Since sex requires some stamina, it appears that people who are physically fit may be more likely to have satisfying sex than people who simply shift from their office chair to their couch. Regular exercise may make sex better because it improves muscle tone, cardiovascular fitness and mental health.

A Happy Heart
British researchers who looked at about 900 middle-aged men found that men who had sex twice or more a week had a lower risk of heart attack over the course of 10 years than men who had sex less often. The study was published in 2002 in the Journal of Epidemiology and Community Health. The cardiovascular boost may be from the sex itself, or may be because men who are in better physical condition have regular sex, so their heart attack risk is already lower.

For Her
One study suggests that sexual activity might prevent endometriosis, a common gynecological condition that occurs when the tissue lining the inside of a a woman's uterus grows in other places, such as on the ovaries or fallopian tubes. This growth can cause pelvic pain and sometimes infertility. The study, published in 2002 in the journal Gynecologic and Obstetric Investigation, found that women who were sexually active during menstruation were 1.5 times less likely to develop endometriosis than women who didn't have sex during their periods. The researchers also found that orgasm during menstruation lowered risk.

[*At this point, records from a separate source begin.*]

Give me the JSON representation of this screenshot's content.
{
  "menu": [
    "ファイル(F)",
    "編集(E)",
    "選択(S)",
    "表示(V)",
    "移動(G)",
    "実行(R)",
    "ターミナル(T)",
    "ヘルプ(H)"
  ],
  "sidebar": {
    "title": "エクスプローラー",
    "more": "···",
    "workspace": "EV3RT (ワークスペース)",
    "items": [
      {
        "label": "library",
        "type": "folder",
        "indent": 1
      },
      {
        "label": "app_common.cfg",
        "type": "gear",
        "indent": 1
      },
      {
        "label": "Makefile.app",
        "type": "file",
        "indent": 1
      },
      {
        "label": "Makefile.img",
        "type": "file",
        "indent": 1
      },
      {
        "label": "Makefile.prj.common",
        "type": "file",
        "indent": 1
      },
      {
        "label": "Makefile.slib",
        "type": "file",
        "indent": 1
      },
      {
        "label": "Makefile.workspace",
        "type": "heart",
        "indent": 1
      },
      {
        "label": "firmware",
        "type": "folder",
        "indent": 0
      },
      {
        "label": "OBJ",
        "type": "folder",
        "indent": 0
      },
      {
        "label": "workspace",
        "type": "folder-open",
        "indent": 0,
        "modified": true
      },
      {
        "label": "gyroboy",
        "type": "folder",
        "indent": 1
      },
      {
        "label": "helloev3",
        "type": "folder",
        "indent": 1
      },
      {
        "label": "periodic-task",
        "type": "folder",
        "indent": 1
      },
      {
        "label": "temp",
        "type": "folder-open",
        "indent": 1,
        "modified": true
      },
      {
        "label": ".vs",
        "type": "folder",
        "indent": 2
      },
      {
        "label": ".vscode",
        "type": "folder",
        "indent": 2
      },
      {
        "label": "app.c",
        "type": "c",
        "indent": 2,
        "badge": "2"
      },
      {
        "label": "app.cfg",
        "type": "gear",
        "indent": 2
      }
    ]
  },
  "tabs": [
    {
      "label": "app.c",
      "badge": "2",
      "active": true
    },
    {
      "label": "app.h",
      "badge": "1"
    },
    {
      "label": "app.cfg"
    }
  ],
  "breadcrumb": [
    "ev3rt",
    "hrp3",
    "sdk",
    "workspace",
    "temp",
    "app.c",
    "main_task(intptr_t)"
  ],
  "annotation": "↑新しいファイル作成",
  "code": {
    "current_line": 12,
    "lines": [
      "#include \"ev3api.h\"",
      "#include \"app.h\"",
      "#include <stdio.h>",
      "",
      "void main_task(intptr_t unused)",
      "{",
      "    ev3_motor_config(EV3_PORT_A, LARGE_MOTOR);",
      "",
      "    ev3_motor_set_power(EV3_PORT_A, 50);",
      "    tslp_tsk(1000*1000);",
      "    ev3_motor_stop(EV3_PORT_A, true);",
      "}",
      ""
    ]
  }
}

According to study author Harvey J. Kliman, MD, PhD, a research scientist at Yale University School of Medicine in New Haven, anything that contributes to menstrual debris going backwards into pelvis might increase risk for endometriosis. The contractions of the uterus that occur during sex, and specifically orgasm, may help push the menstrual debris out of the uterus, Dr. Kliman explains.

For Him
While sexual activity has been thought to increase risk of prostate cancer, newer research, including a study published April 7 in the Journal of the American Medical Association (JAMA), indicates that frequent ejaculation might help protect the prostate from cancer. This study supports a smaller Australian study from 2003 that found that that men in their 20s who ejaculated more then five times a week were one-third less likely to develop aggressive prostate cancer than men who ejaculated four to seven times a month. Ejaculating regularly might lower risk because cancer-causing substances get flushed out of the body in the seminal fluid, instead of staying in the prostate.

Stress Relief
Satisfying sexual activity can, of course, be an exhilarating mood lifter. If you're in a relationship, says Carol Rinkleib Ellison, PhD, a San Francisco&endash;based psychologist and author of Women's Sexualities, sex can "bring the relationship into harmony and make you and your partner feel closer, so you feel less stressed and more relaxed." And whether you are having sex with a partner or masturbating, orgasm itself can also help release tension. The surge of a hormone called oxytocin that occurs during orgasm may account for the both the stronger emotional connection and the tension relief. Oxytocin appears to regulate blood pressure and temperature and even relieve pain and promote the healing of wounds. Dr. Ellison compares orgasm to "re-booting" your body and mind just as you would re-start a computer. But she notes that focusing on orgasm too much can be stressful and sometimes self-defeating. Instead, people should think about successful sex as "mutual erotic pleasure in whatever form it takes."